Make sure you conduct weekly team catch-ups; by now, everyone should be used to video conference calls.

Make sure they’re not all work-related; having fun and celebrating accomplishments should be a big part of its culture. Continue to use technology to stay in touch and ensure that good news stories are shared throughout the team and company.

Inclusion is becoming increasingly crucial.

When the majority or a portion of your staff is absent, inclusion becomes more critical than ever. Just because you can’t see someone doesn’t imply they aren’t present and contributing equally to the group.

Because everyone has had a different experience throughout the epidemic, the idea of diversity and inclusion is changing right now.

This could be due to their living environment or the type of employment and tasks they have been assigned. People will return to work with various experiences and possibly different perspectives.

Ensure that you have the required open lines of communication in place so that employees may express their issues or provide feedback. Regardless of location, ensure that all employees participate in corporate and team activities not to feel left out.

Remind your staff that you’re all in this together and that every employee, whether in the office or at home, has a role to play in keeping the company’s culture alive in the next era of work.

Prioritising employee well-being

Everyone’s remote working experience is different, and everyone has faced various challenges while in lockdown, whether it’s due to other obligations like childcare, solitude, or a lack of workspace.

Many people will be anxious about their finances and their loved ones’ health and well-being. This is on top of any fears employees may have about returning to work or continuing to work from home, all of which might significantly impact your employees’ mental health and well-being.

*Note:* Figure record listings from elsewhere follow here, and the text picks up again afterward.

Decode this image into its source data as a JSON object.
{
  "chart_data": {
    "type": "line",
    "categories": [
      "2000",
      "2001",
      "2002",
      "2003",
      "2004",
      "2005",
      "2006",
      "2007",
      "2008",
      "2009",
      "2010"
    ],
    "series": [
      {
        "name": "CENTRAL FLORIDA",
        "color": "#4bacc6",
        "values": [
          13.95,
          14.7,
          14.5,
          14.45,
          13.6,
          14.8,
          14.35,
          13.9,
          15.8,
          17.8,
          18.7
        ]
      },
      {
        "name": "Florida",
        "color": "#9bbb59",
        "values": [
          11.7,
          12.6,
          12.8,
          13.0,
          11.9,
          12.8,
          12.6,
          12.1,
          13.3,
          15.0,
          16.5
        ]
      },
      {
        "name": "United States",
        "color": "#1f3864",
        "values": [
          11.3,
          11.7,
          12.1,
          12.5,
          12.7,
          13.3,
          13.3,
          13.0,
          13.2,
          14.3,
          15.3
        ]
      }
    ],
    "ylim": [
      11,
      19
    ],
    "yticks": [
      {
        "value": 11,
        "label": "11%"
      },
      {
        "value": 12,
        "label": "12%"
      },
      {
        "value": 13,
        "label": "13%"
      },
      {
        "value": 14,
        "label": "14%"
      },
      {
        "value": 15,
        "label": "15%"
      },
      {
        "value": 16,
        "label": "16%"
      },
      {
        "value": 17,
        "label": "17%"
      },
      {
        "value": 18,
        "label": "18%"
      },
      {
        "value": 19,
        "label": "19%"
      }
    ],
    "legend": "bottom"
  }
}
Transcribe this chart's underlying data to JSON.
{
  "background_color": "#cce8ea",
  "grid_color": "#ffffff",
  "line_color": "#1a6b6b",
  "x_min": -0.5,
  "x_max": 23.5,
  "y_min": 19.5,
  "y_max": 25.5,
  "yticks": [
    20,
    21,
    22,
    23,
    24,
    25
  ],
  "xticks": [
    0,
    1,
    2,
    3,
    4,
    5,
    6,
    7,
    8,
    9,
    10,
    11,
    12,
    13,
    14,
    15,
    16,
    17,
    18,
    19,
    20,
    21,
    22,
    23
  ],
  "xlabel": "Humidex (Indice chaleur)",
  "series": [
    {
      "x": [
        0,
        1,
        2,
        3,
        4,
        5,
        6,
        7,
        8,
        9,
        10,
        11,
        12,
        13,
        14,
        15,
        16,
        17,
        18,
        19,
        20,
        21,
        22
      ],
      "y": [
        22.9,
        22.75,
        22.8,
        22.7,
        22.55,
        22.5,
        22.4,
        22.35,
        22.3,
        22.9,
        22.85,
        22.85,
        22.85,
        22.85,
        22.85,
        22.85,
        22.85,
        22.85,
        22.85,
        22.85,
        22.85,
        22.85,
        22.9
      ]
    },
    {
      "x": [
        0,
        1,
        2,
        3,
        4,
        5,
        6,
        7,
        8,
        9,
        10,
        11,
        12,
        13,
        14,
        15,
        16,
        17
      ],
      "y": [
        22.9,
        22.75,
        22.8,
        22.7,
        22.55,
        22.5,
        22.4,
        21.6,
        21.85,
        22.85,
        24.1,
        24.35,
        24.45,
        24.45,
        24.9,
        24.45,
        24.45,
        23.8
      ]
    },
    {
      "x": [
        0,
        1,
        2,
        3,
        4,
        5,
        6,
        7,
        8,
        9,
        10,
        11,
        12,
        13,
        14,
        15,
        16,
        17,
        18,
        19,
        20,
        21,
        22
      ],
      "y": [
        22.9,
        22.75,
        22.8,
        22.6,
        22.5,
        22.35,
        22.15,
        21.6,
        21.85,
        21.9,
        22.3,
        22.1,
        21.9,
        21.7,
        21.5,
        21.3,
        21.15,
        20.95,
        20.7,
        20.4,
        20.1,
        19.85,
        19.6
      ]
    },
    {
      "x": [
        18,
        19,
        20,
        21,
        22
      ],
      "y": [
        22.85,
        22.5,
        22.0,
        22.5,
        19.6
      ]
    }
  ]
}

Consider how frequently you communicate with people and whether you’re allowing them to be vulnerable.

When you don’t see your personnel regularly, this becomes very tough. You can’t just assume that someone is fine because they are going on with things in this case. The current situation has undoubtedly harmed many individuals, and it has the potential to worsen over time.

What is the most effective strategy to encourage community ownership?

To make the workplace a safe place for everyone, everyone must take collective responsibility. When a company opens its physical space, it is apparent that the employer has a responsibility to ensure that all of its employees are as secure as possible and that the essential social distancing, health, and hygiene measures are in place.

It does, however, necessitate that everyone in your organisation shares that standard duty.

As a result, the idea of us all being in this together becomes very real – not just a hashtag – we are genuinely stronger together because every human in the workplace has a responsibility to play in building a safe workplace through their actions.

It’s less about enforcing other behaviours from the top down and more about emphasising that everyone has a role to play in establishing an atmosphere that draws everyone together and brings everyone together safely, whether remotely or physically.

Is it time to put more emphasis on learning and development?

Another important aspect is that of learning and growth. You’ll also need to assess whether your current training is adequate for your staff and the abilities they’ll need in the new work environment.

But, if you can’t get everyone into a classroom, what does training look like? It would be best if you considered it fundamentally differently than training done onsite in a single room, based on our own experience over the last few months.

You’ll have to work harder to hold people’s attention, so consider splitting the training into chunks to make it easier to consume.

Adapt your existing training to fit this new era of work and focus on the abilities that are now lacking; for example, if you’re utilising more technology than usual, make sure your employees know how to use it.

Conclusion

The importance of planning for change has been highlighted throughout the last few months. This is a prime time for us all, so taking a step back and reflecting on it gives us plenty of opportunities to think about how we work, examine what worked in the past, and decide what we want to bring into the new hybrid working environment with us.